SUBJECT: Ph.D. Dissertation Defense
   
BY: Yanglong Lu
   
TIME: Friday, October 23, 2020, 2:00 p.m.
   
PLACE: https://bluejeans.com/522177828, Online
   
TITLE: Physics Based Compressive Sensing for Additive Manufacturing Process Monitoring
   
COMMITTEE: Dr. Yan Wang, Chair (ME)
Dr. Alexander Alexeev (ME)
Dr. Christopher Saldana (ME)
Dr. Steven Liang (ME)
Dr. Devesh Ranjan (ME)
Dr. Mark Davenport (ECE)
 

SUMMARY

Sensors play an important role in smart manufacturing. Different types of sensors have been used in process monitoring to ensure the quality of products. As a result, the life-cycle cost of quality control is rising. The reliability of sensors also affects the reliability of complex systems with a large number of sensors onboard. Another challenge is the available bandwidth in communication channels for transmission of large volumes of data. The original purpose of data cannot be fulfilled if they are not shared and used.
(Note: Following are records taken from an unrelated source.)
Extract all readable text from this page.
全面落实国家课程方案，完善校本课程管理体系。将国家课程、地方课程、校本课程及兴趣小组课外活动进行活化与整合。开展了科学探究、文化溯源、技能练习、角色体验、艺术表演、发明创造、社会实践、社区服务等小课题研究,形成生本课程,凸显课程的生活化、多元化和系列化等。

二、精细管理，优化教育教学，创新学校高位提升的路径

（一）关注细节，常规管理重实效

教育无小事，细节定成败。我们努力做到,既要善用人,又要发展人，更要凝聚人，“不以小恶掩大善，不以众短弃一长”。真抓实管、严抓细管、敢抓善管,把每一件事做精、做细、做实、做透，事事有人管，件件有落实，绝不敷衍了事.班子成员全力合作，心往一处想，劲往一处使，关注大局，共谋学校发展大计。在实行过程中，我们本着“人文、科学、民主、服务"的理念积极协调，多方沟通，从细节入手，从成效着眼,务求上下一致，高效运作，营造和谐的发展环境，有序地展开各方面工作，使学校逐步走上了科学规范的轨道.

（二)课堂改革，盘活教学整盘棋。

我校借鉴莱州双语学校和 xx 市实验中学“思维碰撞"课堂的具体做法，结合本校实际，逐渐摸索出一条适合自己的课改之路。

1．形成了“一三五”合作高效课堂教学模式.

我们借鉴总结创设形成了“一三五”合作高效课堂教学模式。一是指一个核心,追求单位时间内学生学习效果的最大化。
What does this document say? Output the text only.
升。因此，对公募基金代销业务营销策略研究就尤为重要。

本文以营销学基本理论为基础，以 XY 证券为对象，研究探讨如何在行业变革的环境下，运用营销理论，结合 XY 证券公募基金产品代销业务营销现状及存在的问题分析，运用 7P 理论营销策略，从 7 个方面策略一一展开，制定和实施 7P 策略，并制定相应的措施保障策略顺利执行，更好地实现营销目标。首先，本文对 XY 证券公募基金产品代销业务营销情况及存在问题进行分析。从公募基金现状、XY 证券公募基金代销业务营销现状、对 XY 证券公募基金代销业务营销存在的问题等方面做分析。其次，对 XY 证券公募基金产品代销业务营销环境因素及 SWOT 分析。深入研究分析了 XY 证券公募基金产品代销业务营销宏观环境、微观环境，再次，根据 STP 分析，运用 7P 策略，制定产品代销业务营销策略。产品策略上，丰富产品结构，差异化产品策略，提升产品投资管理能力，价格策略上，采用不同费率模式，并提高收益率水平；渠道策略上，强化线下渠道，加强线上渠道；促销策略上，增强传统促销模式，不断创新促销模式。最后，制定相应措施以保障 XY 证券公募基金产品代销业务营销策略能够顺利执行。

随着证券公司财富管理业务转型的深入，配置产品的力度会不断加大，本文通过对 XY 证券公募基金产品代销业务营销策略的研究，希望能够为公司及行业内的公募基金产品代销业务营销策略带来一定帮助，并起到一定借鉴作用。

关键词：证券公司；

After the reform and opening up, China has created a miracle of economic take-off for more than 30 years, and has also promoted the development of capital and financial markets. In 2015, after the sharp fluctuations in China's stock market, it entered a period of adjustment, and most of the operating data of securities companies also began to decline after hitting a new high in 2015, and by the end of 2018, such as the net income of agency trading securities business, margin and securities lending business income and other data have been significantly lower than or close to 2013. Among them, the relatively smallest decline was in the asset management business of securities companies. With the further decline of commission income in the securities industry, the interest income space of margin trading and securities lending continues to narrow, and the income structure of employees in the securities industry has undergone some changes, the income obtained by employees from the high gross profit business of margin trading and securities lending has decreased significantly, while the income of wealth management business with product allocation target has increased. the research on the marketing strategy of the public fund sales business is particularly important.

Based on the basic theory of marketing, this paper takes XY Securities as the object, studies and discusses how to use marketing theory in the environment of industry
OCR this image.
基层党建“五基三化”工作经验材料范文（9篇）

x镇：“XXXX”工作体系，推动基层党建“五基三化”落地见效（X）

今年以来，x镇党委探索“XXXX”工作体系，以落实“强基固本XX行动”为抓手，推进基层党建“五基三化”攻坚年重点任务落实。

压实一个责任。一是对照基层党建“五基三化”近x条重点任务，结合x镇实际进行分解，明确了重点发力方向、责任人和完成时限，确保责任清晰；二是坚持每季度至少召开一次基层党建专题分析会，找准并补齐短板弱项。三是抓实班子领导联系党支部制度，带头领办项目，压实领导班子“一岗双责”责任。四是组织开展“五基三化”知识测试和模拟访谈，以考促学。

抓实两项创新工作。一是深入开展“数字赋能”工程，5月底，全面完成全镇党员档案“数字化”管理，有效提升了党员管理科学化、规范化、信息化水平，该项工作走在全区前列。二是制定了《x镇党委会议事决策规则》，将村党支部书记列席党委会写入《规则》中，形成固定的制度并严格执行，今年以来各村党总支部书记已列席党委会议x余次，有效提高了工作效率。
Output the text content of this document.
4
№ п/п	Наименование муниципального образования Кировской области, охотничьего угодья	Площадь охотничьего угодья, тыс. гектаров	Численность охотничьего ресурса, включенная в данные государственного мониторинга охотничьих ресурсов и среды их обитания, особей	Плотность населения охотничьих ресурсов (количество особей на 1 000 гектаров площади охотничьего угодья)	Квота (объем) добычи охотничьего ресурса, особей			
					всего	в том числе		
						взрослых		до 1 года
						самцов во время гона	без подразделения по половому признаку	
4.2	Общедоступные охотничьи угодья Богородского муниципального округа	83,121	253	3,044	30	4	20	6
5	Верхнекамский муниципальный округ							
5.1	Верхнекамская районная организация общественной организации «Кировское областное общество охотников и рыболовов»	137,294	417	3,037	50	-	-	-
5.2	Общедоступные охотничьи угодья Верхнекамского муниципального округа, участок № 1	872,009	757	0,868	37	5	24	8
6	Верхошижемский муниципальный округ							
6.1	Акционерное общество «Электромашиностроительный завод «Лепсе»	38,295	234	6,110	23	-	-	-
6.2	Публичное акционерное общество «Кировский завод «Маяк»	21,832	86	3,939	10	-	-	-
In this research, a new approach that uses low-fidelity measurements with limited sensors to provide high-fidelity information in additive manufacturing (AM) process monitoring is investigated. A physics based compressive sensing (PBCS) approach is proposed to reduce the number of sensors and amount of data collection for AM process monitoring. PBCS significantly improves the compression ratio from traditional compressed sensing by incorporating the knowledge of physical phenomena in specific applications. PBCS has been demonstrated to monitor the temperature distribution in fused filament fabrication process and the thermofluid field in selective laser melting for metal AM. PBCS can recover and reconstruct the complete temperature and velocity fields in three dimensions based on limited measurements. The sensing performance is further improved with a physics-constrained dictionary learning approach by optimizing the placement of low-fidelity measurements to obtain high-fidelity information. The dictionary learning approach has been demonstrated with one-dimensional signals where sampling time stamps are optimized. In two-dimensional images, the optimal locations of pixels to sample are determined. When monitoring the surface temperature of the builds in AM processes with infrared thermal imaging systems, low-resolution pixel values at the designed locations can be used to recover high-resolution images. Based on the recovered images, more accurate three-dimensional temperature distributions can be reconstructed with PBCS. The proposed PBCS scheme provides a systematic and rigorous approach to design efficient sensing protocols for future manufacturing systems, where sensors are ubiquitously utilized in monitoring process and quality.